Le schiave di Boko Haram, giovani rapite mai più tornate

Il 14 aprile 2014 l’organizzazione terroristica Boko Haram rapì 276 studentesse di un liceo inglese nella città di Chibok, stato del Borno, nel nord-est della Nigeria. Tutte tra i 15 e i 18 anni, erano colpevoli di rifarsi ad una istruzione occidentale, proibita dalla legge jihadista: 45 di loro riuscirono a fuggire durante l’agguato.

Appena il giorno prima, gli stessi terroristi si erano resi autori di un attentato in una stazione bus in cui avevano perso la vita 75 persone. Malgrado questo, nei giorni successivi al rapimento, il governo nigeriano preferì chiudersi in un silenzio, si direbbe “assenso”. Al contrario, l’opinione pubblicò si mobilitò in forti proteste per chiedere la liberazione delle giovani: una manifestante venne arrestata, per volere di uno stato apparentemente inerme, per aver sostenuto che l’allora presidente, Goodluck Jonathan, “negò persino che il rapimento fosse avvenuto”.

Anche la risposta della comunità internazionale non tardò ad arrivare da parte di personaggi di spicco come la pakistana Malala Yousafzai, premio nobel per la pace 2014: in prima fila ci fu il governo di Barack Obama e la campagna internazionale “Bring Back Our Girls” (Riportateci le nostre ragazze).

L’ipotesi più accreditata all’inizio fu che le giovani erano state vendute come schiave sessuali al confine tra Camerun e Ciad: 2,000 naira, o 8 $ se preferite, era la tariffa imposta dai miliziani. Tuttavia, a circa un mese dall’accaduto, Boko Haram divulgò un video in cui si mostravano le studentesse in hijab, uno dei tradizionali veli islamici, a dimostrazione della loro conversione all’Islam. La richiesta dei jihaidisti fu chiara: le ragazze in cambio del rilascio di alcuni loro affiliati in prigione. A questo filmato seguirono due anni di silenzio da parte dei terroristi.

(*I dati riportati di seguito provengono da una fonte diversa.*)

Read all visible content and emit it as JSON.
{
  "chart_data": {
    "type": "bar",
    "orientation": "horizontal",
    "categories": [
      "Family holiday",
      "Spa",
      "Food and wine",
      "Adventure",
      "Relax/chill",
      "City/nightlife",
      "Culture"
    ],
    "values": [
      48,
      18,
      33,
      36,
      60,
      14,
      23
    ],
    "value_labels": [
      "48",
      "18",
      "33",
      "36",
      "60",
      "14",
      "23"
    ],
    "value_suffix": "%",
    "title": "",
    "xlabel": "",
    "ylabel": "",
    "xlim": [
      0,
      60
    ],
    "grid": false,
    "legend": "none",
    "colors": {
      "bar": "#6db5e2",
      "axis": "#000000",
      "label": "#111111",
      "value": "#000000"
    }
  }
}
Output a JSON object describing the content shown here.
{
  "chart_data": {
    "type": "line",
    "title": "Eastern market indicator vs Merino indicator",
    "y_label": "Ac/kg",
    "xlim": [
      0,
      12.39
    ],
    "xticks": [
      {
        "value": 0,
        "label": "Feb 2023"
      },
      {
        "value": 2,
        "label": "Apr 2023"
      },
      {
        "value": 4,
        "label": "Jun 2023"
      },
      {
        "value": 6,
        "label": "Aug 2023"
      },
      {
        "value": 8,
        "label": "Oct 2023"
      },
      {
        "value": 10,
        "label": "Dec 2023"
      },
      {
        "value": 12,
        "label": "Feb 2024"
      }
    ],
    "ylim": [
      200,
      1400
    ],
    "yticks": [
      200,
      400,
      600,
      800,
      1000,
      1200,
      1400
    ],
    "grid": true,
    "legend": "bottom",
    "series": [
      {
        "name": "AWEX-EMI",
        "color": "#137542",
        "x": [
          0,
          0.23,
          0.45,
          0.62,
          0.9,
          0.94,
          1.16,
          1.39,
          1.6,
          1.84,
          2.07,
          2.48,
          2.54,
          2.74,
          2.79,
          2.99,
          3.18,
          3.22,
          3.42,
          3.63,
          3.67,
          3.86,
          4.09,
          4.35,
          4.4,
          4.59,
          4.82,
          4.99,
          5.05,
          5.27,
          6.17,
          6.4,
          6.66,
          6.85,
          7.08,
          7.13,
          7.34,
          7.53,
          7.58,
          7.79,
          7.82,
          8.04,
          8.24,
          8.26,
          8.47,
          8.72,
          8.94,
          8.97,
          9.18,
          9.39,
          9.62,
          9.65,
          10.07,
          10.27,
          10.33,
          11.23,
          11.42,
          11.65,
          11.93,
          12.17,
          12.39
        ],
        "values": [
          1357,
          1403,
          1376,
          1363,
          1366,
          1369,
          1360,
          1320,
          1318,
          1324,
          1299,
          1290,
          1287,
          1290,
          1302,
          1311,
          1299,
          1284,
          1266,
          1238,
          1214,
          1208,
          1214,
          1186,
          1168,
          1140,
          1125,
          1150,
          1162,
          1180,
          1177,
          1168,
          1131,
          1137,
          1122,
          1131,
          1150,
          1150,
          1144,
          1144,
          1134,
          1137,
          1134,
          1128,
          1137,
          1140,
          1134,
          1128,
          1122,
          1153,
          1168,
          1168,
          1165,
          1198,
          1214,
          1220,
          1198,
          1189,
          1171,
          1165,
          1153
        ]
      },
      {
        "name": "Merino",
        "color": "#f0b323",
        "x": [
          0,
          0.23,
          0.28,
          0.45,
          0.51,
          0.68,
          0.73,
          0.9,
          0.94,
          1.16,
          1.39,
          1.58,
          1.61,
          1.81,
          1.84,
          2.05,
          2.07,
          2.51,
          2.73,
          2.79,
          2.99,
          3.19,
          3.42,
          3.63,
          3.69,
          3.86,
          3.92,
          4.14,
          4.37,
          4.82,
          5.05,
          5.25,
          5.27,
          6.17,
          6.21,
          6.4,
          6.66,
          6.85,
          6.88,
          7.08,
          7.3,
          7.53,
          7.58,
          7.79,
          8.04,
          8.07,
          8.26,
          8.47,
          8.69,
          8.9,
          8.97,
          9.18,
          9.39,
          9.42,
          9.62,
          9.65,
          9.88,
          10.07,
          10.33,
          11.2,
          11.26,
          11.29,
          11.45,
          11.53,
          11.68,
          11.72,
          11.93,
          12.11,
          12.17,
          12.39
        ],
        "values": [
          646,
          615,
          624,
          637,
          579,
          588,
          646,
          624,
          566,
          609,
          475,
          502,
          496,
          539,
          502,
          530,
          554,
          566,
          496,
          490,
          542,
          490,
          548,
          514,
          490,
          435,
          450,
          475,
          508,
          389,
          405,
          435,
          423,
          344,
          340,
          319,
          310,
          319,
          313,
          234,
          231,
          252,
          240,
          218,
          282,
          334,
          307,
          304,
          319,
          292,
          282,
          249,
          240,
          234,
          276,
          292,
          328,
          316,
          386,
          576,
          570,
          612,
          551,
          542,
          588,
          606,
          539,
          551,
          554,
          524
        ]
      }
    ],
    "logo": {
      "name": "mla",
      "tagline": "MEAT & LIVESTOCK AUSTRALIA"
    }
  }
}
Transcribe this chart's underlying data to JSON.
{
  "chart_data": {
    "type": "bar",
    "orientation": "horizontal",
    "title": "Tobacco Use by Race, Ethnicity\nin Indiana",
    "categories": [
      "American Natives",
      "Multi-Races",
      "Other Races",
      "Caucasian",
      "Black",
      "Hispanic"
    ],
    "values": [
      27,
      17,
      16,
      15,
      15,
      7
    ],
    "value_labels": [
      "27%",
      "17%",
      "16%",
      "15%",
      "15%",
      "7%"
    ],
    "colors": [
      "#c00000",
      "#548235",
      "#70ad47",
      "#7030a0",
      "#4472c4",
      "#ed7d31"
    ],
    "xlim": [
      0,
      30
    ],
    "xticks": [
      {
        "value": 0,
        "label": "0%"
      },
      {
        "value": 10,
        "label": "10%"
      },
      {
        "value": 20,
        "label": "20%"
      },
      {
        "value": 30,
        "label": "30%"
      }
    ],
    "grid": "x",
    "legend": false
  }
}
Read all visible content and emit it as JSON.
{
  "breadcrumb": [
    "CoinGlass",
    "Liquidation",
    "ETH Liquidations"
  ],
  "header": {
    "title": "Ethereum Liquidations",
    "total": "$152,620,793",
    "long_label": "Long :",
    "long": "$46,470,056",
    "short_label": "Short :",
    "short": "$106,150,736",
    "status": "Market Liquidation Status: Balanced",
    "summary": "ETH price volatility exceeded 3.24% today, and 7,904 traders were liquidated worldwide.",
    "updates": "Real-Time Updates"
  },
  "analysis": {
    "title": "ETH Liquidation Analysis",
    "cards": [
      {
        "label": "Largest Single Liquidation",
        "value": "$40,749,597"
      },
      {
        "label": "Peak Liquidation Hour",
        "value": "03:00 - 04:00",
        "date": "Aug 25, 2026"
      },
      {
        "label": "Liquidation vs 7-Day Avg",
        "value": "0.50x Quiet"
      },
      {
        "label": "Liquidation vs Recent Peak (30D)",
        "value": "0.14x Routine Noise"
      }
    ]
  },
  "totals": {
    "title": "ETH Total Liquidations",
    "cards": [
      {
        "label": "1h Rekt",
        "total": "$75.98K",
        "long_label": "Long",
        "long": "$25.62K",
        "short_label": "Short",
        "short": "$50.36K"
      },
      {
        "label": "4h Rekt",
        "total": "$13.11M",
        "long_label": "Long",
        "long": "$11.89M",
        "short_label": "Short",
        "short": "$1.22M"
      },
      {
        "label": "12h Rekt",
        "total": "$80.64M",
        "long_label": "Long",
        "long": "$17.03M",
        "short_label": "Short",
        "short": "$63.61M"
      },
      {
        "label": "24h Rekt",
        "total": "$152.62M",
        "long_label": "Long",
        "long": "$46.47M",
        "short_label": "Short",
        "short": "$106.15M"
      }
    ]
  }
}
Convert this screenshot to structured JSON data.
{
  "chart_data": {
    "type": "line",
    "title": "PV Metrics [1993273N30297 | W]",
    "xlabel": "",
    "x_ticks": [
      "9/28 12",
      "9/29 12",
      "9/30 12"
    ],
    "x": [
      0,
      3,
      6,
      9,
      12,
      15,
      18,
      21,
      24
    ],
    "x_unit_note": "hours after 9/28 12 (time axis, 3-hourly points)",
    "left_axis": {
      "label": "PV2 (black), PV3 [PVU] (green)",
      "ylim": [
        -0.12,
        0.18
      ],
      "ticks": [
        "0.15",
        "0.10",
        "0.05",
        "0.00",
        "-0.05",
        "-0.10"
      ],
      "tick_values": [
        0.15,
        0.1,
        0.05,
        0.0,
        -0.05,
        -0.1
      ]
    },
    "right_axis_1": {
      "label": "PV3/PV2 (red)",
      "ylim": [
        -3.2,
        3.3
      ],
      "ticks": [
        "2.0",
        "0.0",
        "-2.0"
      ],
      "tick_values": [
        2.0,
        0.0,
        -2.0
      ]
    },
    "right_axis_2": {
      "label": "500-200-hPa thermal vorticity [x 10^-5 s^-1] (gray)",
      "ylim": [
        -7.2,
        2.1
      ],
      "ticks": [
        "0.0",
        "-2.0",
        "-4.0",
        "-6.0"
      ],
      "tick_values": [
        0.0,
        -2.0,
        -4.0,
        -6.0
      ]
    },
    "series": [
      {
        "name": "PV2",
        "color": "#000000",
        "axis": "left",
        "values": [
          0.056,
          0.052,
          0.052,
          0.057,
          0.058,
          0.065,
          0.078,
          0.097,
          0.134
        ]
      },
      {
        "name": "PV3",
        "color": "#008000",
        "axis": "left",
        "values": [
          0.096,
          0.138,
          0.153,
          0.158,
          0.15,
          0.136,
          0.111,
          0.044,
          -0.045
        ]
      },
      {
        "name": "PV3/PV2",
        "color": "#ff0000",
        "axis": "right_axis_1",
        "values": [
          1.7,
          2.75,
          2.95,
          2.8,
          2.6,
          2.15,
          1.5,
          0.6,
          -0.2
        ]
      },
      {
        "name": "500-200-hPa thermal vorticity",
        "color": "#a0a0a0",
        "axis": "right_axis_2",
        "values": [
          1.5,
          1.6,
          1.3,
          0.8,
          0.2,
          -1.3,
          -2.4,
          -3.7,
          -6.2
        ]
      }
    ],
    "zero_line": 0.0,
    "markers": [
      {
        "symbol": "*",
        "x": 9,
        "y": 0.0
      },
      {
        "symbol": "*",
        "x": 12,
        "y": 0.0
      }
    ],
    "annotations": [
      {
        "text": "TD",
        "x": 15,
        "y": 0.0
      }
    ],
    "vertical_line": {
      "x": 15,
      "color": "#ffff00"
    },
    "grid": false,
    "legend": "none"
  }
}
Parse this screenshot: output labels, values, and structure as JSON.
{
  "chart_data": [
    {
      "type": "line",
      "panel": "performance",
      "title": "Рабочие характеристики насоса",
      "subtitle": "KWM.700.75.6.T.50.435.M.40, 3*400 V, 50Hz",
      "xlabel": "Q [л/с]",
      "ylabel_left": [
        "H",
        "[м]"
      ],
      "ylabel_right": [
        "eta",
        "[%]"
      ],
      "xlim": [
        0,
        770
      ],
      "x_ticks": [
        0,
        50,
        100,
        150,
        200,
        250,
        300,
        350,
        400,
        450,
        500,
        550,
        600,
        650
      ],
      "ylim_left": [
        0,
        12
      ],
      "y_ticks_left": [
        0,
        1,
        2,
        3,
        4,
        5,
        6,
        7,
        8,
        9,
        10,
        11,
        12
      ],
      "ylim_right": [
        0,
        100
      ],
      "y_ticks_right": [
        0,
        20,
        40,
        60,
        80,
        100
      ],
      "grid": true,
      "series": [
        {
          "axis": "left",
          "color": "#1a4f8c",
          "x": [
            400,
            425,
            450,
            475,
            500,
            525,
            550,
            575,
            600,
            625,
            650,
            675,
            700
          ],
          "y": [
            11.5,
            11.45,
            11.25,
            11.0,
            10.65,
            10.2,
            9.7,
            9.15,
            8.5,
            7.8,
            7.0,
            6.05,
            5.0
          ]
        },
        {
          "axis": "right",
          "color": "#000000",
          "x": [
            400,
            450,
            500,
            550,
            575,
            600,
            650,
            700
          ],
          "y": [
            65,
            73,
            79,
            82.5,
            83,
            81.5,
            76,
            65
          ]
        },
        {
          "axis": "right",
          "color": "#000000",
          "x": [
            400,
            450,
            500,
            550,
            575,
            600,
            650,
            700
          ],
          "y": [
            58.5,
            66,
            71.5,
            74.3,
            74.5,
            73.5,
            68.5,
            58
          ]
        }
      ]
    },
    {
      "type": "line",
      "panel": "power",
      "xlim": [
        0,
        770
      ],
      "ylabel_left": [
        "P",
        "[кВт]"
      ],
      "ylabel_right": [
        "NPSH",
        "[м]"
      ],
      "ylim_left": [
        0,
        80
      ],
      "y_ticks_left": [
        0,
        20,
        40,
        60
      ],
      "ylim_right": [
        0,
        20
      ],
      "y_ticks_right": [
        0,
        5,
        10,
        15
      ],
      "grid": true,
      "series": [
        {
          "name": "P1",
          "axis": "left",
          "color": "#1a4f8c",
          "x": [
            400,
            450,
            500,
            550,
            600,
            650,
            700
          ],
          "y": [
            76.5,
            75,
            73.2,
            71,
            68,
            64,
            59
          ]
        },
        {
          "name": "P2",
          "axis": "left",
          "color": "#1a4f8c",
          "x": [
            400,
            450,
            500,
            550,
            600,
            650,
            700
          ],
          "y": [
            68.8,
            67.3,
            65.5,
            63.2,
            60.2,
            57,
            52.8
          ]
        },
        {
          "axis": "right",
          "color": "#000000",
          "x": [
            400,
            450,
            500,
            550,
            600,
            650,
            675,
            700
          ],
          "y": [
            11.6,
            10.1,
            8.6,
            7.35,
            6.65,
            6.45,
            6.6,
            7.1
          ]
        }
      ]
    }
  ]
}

Nel settembre del 2014 furono rilasciate 4 ragazze, riaccendo in tutte le famiglie un minimo di speranza: si scoprì solo in seguito che non erano parte delle oltre 200 liceali. A maggio 2016, persa nella foresta di Sambisa, fu ritrovata Anima Ali, la prima “sopravvissuta”: con lei c’era Safiya, la sua bambina di 4 mesi. Aveva 17 anni quando fu rapita. Seguì un’altra giovane e ad ottobre dello stesso anno furono liberate 21 ragazze, in cambio di quattro combattenti di Boko Haram: solo 3 di loro non avevano figli o non erano incinta.

In diversi video, l’organizzazione terroristica nigeriana parlò di “schiave del sesso”, di “circa 40 date in sposa in ‘nome di Allah’”, mentre altre sono state “addestrate per la guerra e alcune sono morte nelle varie incursioni”.

Tirare le somme alla fine di questo articolo risulta cosa semplice: hanno provato a rapire 321 giovani, ma di fatto sono riusciti a prendere 276; a tre anni di distanza sono tornate a casa appena 23 di loro. A questo si potrebbe aggiungere che solo in queste poche righe l’organizzazione terroristica di Boko Haram ha ucciso 351 persone: oltre 70 nell’attentato terroristico ricordato all’inizio e tutte le famiglie e le ragazze coinvolte, anche quante si sono “salvate”, da questo tunnel che non offre alcuna via d’uscita.